Well, in case you ever do wonder, here's the answer for you:

In 1776, whether you were declaring America independent from the crown or swearing your loyalty to King George III, your pronunciation would have been much the same. At that time, American and British accents hadn't yet diverged. What's surprising, though, is that Hollywood costume dramas get it all wrong: The Patriots and the Redcoats spoke with accents that were much closer to the contemporary American accent than to the Queen's English. 
It is the standard British accent that has drastically changed in the past two centuries, while the typical American accent has changed only subtly.
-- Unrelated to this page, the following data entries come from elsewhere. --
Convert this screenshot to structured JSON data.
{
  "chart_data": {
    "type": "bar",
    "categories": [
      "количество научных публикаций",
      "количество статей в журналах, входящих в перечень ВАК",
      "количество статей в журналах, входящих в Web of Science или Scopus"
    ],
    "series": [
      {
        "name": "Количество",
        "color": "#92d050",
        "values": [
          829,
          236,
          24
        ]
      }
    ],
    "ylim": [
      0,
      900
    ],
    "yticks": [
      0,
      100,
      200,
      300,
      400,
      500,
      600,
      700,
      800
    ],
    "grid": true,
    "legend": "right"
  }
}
As a Pittsburgh native, I would like to point out that one of our sacred linguistic duties - along with the eliminating the use of the verb "to be"[1] in order to maintain the strategic US Verb Stockpile - is to combat the insidious danger of non-rhotic speech whenever possible.

Those seemingly gratuitous "r" sounds you hear from us when we talk about "warshing up", or tell you that something is "old fasherned"? Yep - that's the noble citizens of da 'burgh, protecting yinz fellers from that there non-rhotic English n'at.

Thankfully, we do not have to stand alone in this task.  Our brethren in the Auld Country are also doing their part to fight the scourge of non-rhotic speech:

The lofty manner of speech developed by these specialists gradually became standardized — it is officially called "Received Pronunciation" — and it spread across Britain. However, people in the north of England, Scotland and Ireland have largely maintained their traditional rhotic accents.

[1] Thusly: while the majority of the country would squander precious verbs, saying things like "the porch needs to be painted", your noble Pittsburgh brethren would simply point out that "the porch needs painted".  This allows the US to stockpile these verbs so that the State Department always has a large quantity available for writing strongly-worded, yet oddly ineffective, diplomatic notes.